- Orin Lehman, on forearm crutches, speaking at a podium with ICD insignia and a banner reading, "United Cerebral Palsy."
- Born: January 14, 1920 Manhattan, New York, US
- Died: February 22, 2008 (aged 88) Manhattan, New York, US
- Education: Princeton University (B.A.) New York University (M.A. and Ph.D.)
- Known for: Commissioner of New York State Office of Parks and Recreation
- Spouses: ; Jane Bagley ​ ​(m. 1962, divorced)​ ; Wendy Vanderbilt ​ ​(m. 1970; div. 1995)​
- Partner(s): Joan Rivers (1993–2001) Monique Van Vooren (2001–2008)
- Children: 3

= Orin Lehman =

Public servant in New York, US

Orin Allan Lehman (January 24, 1920 - February 22, 2008) was an American public servant who served as New York State’s longest-serving commissioner of New York State Office of Parks and Recreation.

==Early life==
Lehman was born to a Jewish family of German-Jewish origins in Manhattan on January 24, 1920, the son of Evelyn (née Schiffer) (1893–1970) and Allan Lehman (1885–1952). He was the great-grandson of Mayer Lehman and great-nephew of Herbert H. Lehman, former New York governor and United States senator.

In 1942, he graduated with a B.A. from Princeton University. In 1956, he earned a M.A. in American history from New York University and in 1961, he earned a Ph.D. in American history from New York University.

==Career==
After college, he served as a pilot in the U.S. Army Air Force during World War II and was seriously injured during the Battle of the Bulge, resulting in the loss of one of his legs and damage to the other. He was awarded the Distinguished Flying Cross and the Purple Heart.

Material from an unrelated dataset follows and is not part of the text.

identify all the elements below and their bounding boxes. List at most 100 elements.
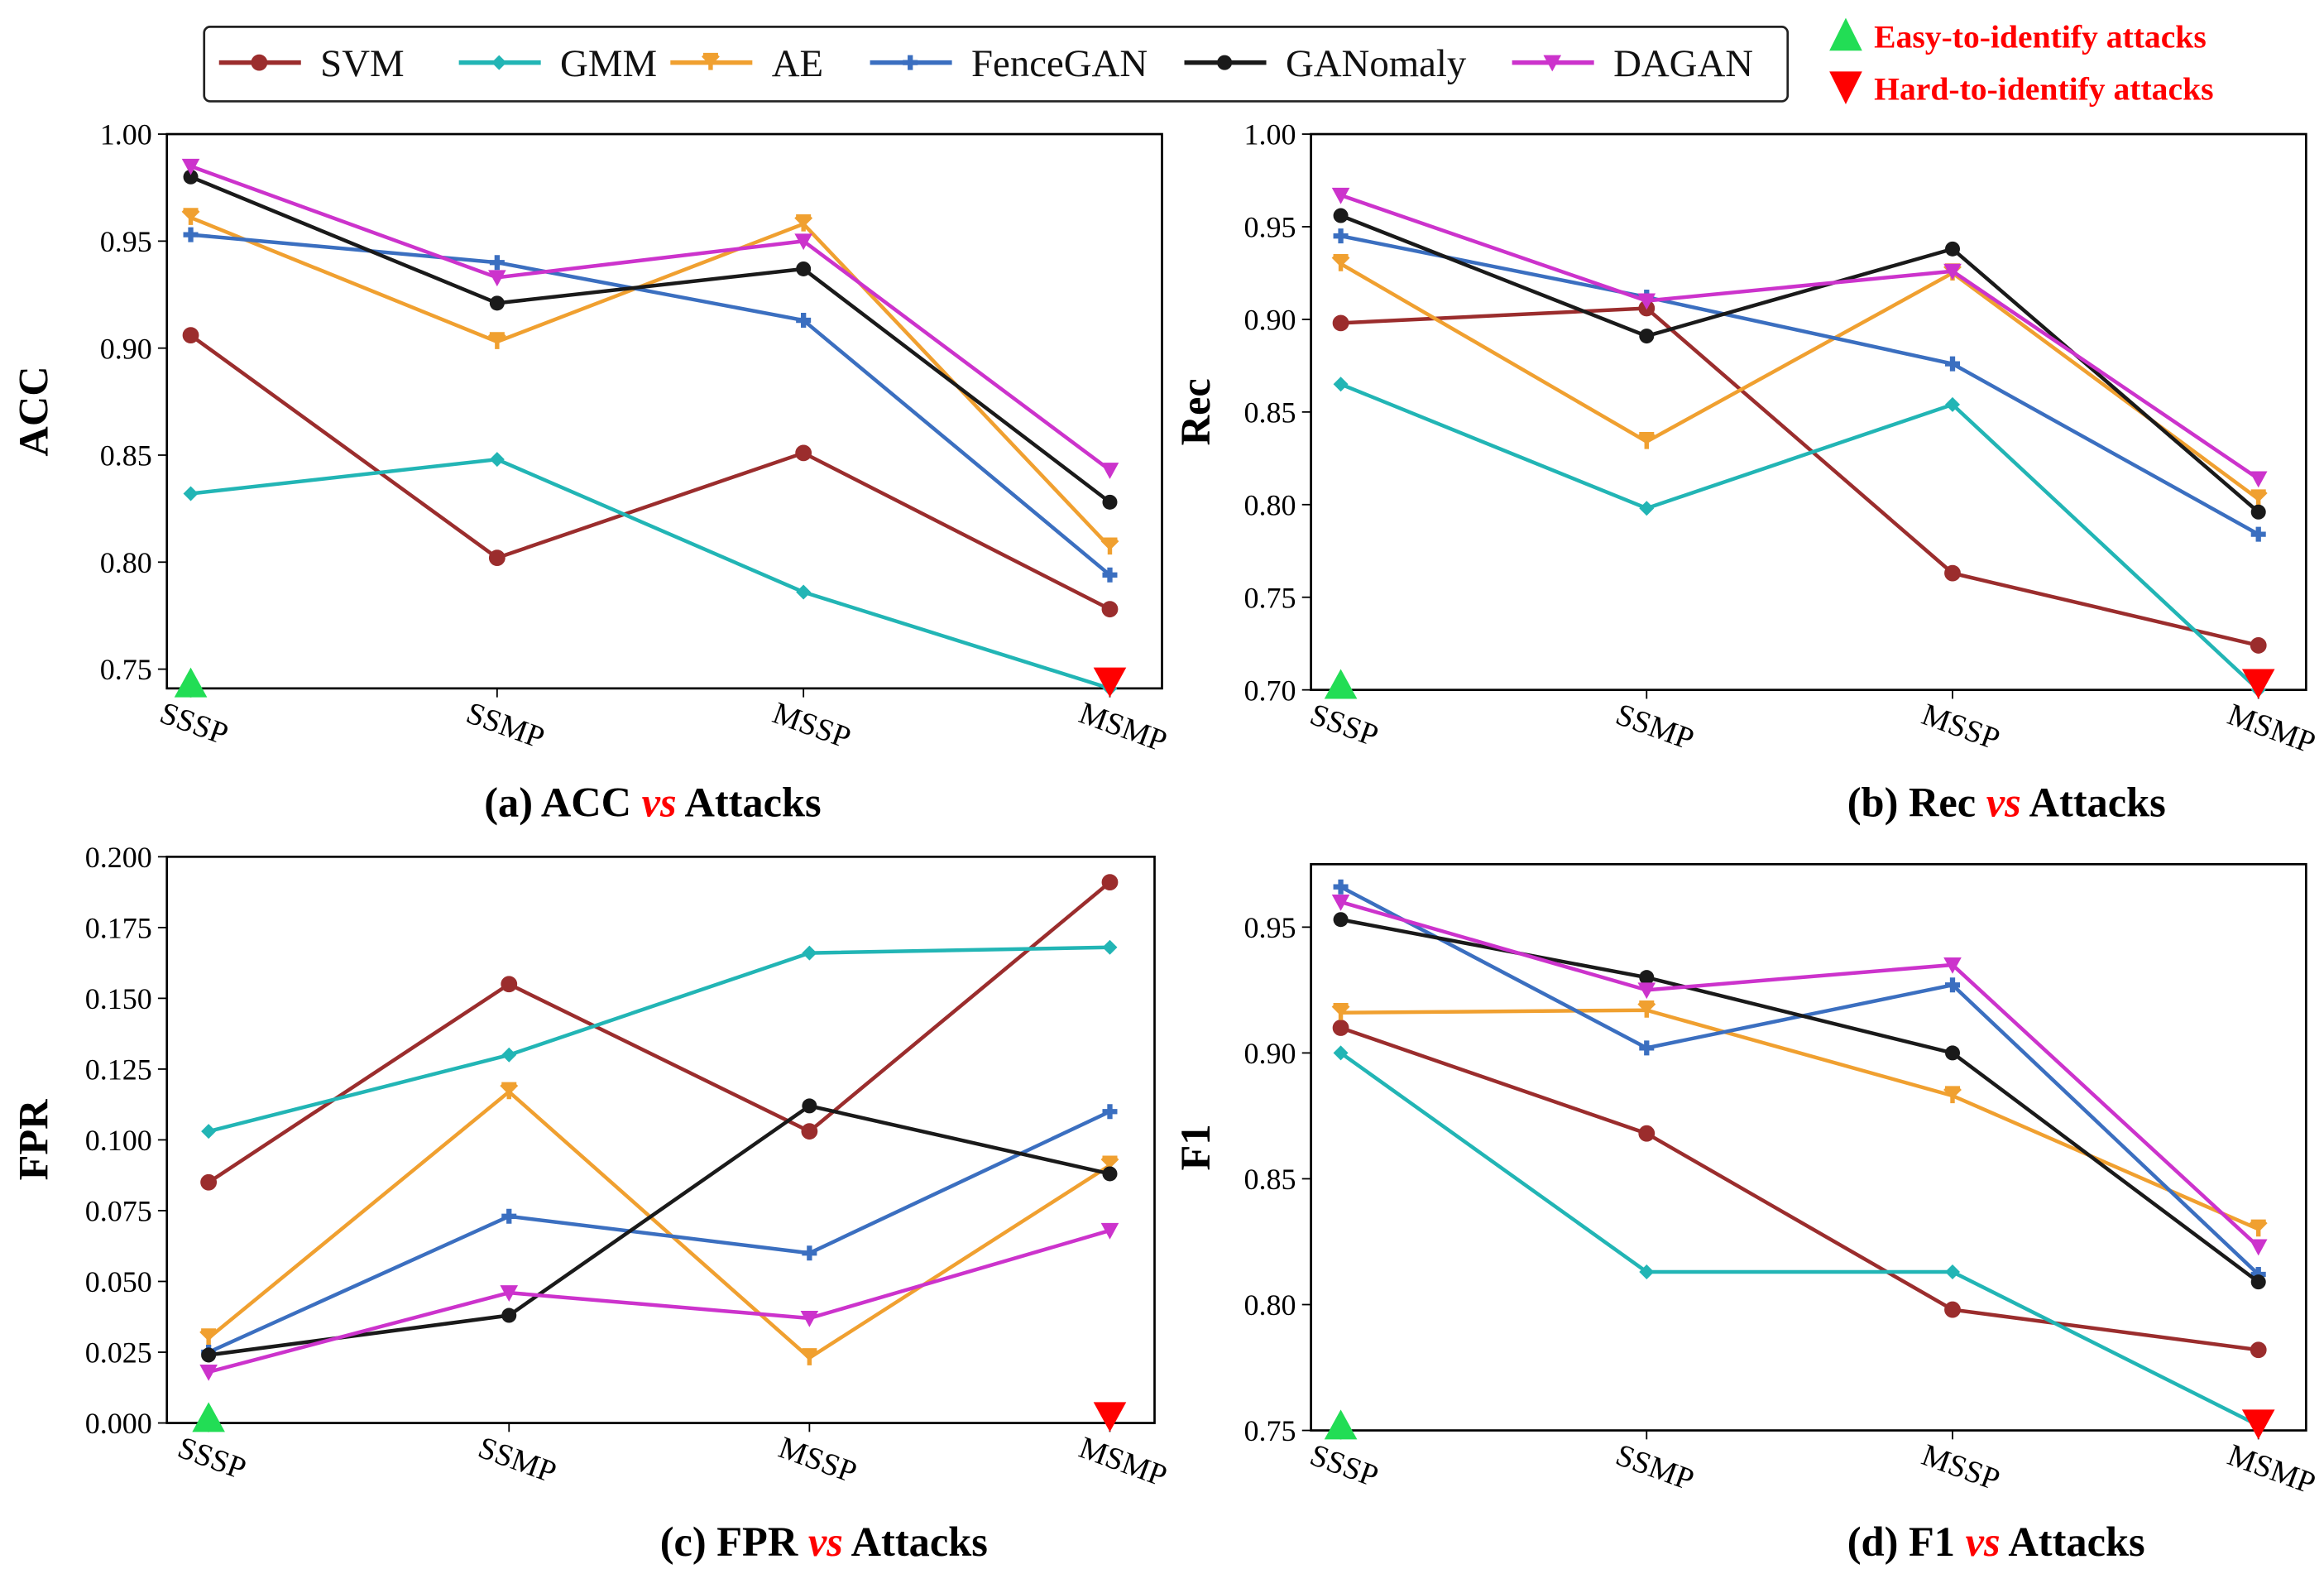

After the war, he helped to establish (along with Eleanor Roosevelt and Bernard Baruch) to start Just One Break, a charity dedicated to helping disabled people find employment. In 1947, Lehman worked as an associate for the family firm, Lehman Brothers.

===Political career===
In 1950, President Harry S. Truman appointed him to the advisory board of the Economic Cooperation Administration which administered aid to Europe under the Marshall Plan and then served as United States delegate to the United Nations Conference on Trade and Development. Lehman was a sponsor of a fundraising committee organized by the Cuban Families Committee for Liberation of Prisoners of War, which sought to raise money to pay the ransom set by Fidel Castro for the release of those taken captive as a result of the Bay of Pigs Invasion.

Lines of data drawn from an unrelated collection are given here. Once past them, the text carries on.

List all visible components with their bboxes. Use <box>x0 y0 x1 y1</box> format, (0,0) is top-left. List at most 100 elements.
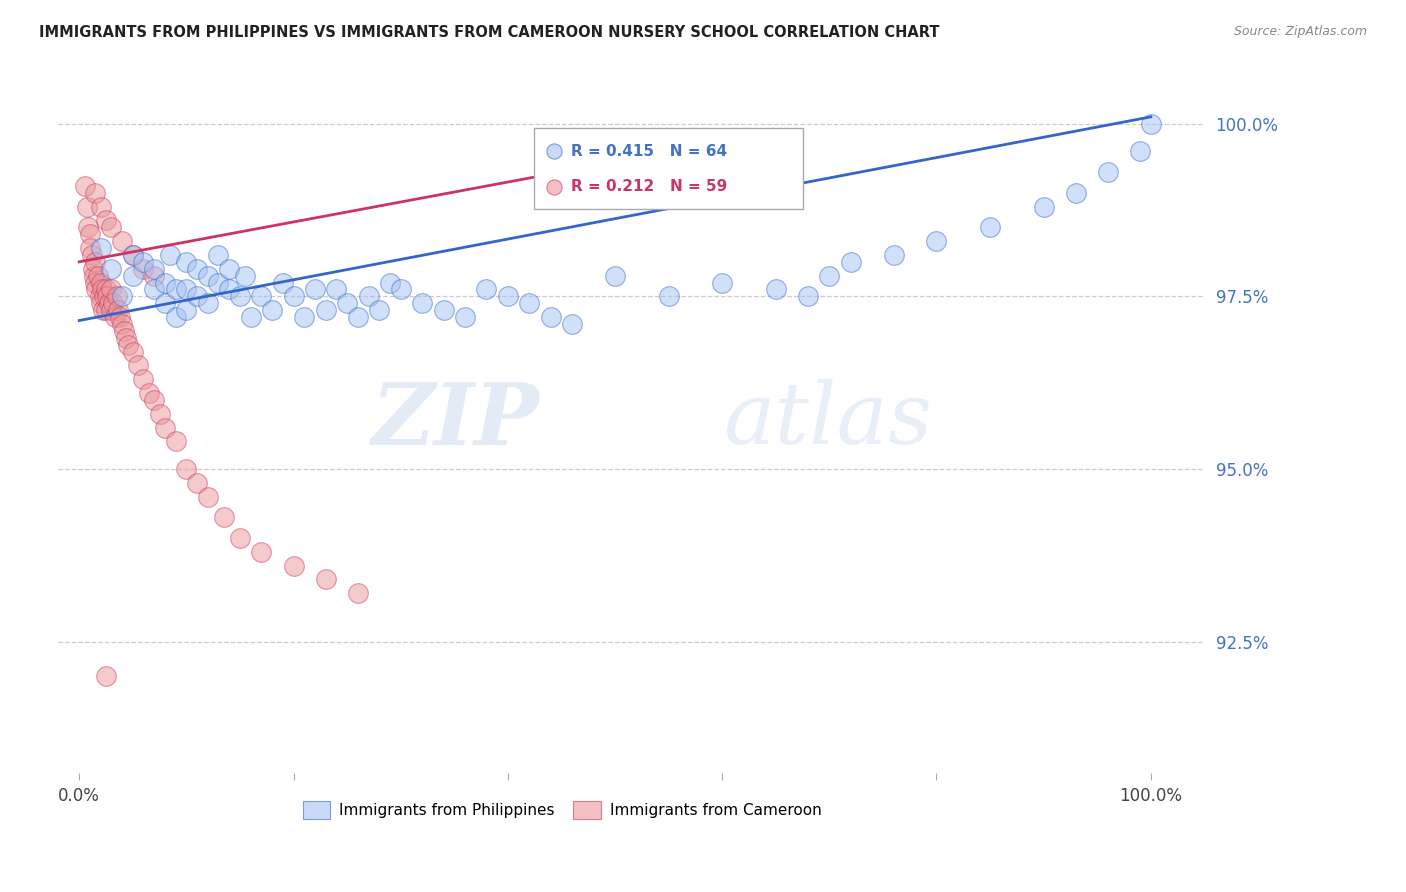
Point <box>93 289 115 303</box>
Point <box>186 289 208 303</box>
Point <box>1097 165 1119 179</box>
Point <box>475 282 498 296</box>
Point <box>765 282 787 296</box>
Point <box>561 317 583 331</box>
Point <box>73 178 96 193</box>
Point <box>197 490 219 504</box>
Point <box>76 220 98 235</box>
Point <box>818 268 841 283</box>
Point <box>98 296 121 310</box>
Point <box>143 392 166 407</box>
Point <box>1140 117 1163 131</box>
Point <box>121 248 143 262</box>
Point <box>283 558 305 573</box>
Point <box>90 276 112 290</box>
Point <box>197 268 219 283</box>
Point <box>1064 186 1087 200</box>
Text: atlas: atlas <box>723 379 932 462</box>
Point <box>100 261 122 276</box>
Point <box>797 289 820 303</box>
Point <box>90 241 112 255</box>
Point <box>197 296 219 310</box>
Point <box>229 289 252 303</box>
Point <box>90 282 112 296</box>
Point <box>100 220 122 235</box>
Point <box>207 248 229 262</box>
Point <box>250 289 273 303</box>
Point <box>103 296 125 310</box>
Point <box>153 276 176 290</box>
Point <box>94 213 117 227</box>
Point <box>121 268 143 283</box>
Point <box>84 186 107 200</box>
Point <box>229 531 252 545</box>
Point <box>176 303 198 318</box>
Point <box>239 310 262 324</box>
Point <box>207 276 229 290</box>
Point <box>117 337 139 351</box>
Point <box>127 359 149 373</box>
Point <box>159 248 181 262</box>
Point <box>108 310 131 324</box>
Point <box>346 310 368 324</box>
Point <box>378 276 401 290</box>
Point <box>87 268 110 283</box>
Text: IMMIGRANTS FROM PHILIPPINES VS IMMIGRANTS FROM CAMEROON NURSERY SCHOOL CORRELATI: IMMIGRANTS FROM PHILIPPINES VS IMMIGRANT… <box>39 25 939 40</box>
Point <box>79 227 101 242</box>
Point <box>292 310 315 324</box>
Point <box>86 282 108 296</box>
Point <box>186 261 208 276</box>
Point <box>96 289 118 303</box>
Point <box>432 303 454 318</box>
Point <box>176 282 198 296</box>
Point <box>94 669 117 683</box>
Point <box>132 372 155 386</box>
Point <box>839 255 862 269</box>
Point <box>250 545 273 559</box>
Point <box>153 420 176 434</box>
Point <box>346 586 368 600</box>
Point <box>90 200 112 214</box>
Point <box>315 303 337 318</box>
Point <box>89 289 111 303</box>
Point <box>132 255 155 269</box>
Point <box>82 261 104 276</box>
Point <box>304 282 326 296</box>
Point <box>1129 145 1152 159</box>
Point <box>76 200 98 214</box>
Text: R = 0.212   N = 59: R = 0.212 N = 59 <box>571 179 728 194</box>
Point <box>411 296 433 310</box>
Point <box>153 296 176 310</box>
Point <box>658 289 681 303</box>
Point <box>105 289 128 303</box>
Point <box>176 462 198 476</box>
Point <box>132 261 155 276</box>
Point <box>84 255 107 269</box>
Point <box>925 234 948 248</box>
Point <box>112 324 135 338</box>
Text: ZIP: ZIP <box>371 379 540 462</box>
Point <box>103 310 125 324</box>
Point <box>368 303 391 318</box>
Point <box>389 282 412 296</box>
Point <box>111 234 134 248</box>
Point <box>540 310 562 324</box>
Point <box>233 268 256 283</box>
Point <box>325 282 347 296</box>
Point <box>100 282 122 296</box>
Point <box>496 289 519 303</box>
Point <box>454 310 477 324</box>
Point <box>138 386 160 401</box>
Point <box>83 268 105 283</box>
Point <box>271 276 294 290</box>
Point <box>176 255 198 269</box>
Point <box>143 268 166 283</box>
Point <box>165 310 187 324</box>
Point <box>1032 200 1054 214</box>
Text: R = 0.415   N = 64: R = 0.415 N = 64 <box>571 144 727 159</box>
Point <box>111 317 134 331</box>
Point <box>883 248 905 262</box>
Point <box>80 248 103 262</box>
Point <box>107 303 129 318</box>
Point <box>115 331 138 345</box>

In 1965, he unsuccessfully ran for New York City comptroller in 1965 and in 1966, he unsuccessfully ran for Congress. In 1973, he was a member of the New York City Board of Corrections. In 1975, Governor Hugh L. Carey appointed him as commissioner of New York State Office of Parks and Recreation succeeding Robert Moses where he served until 1993.

==Personal life==
Lehman was married twice. His first marriage was on July 24, 1962, to Jane Bagley, a Carnegie-Mellon Institute graduate who was a granddaughter of R. J. Reynolds. They divorced, and Jane remarried, to yachtsman S. A. Long, before her death in 1988. Before their divorce, they were the parents of one daughter:

- Susan Lehman Carmichael (born 1965), who married Trent Carmichael in 1992.

In 1970, he married for the second time, to Wendy Maria Vanderbilt (1939–2016), daughter of Alfred Gwynne Vanderbilt Jr. Before their divorce in 1995, they were the parents of two daughters:

- Brooke Lehman (born 1972)
- Sage Lehman (born 1975), who married Christopher Ronis in 2009.

He was in an eight-year relationship with comedian Joan Rivers.

In 1970, he tried his hand at producing the off-Broadway play The Effect of Gamma Rays on Man-in-the-Moon Marigolds by Paul Zindel, which won the Pulitzer Prize for best drama.

Lehman died on February 22, 2008, of pneumonia, at his home in Manhattan. His partner at the time was actress Monique Van Vooren.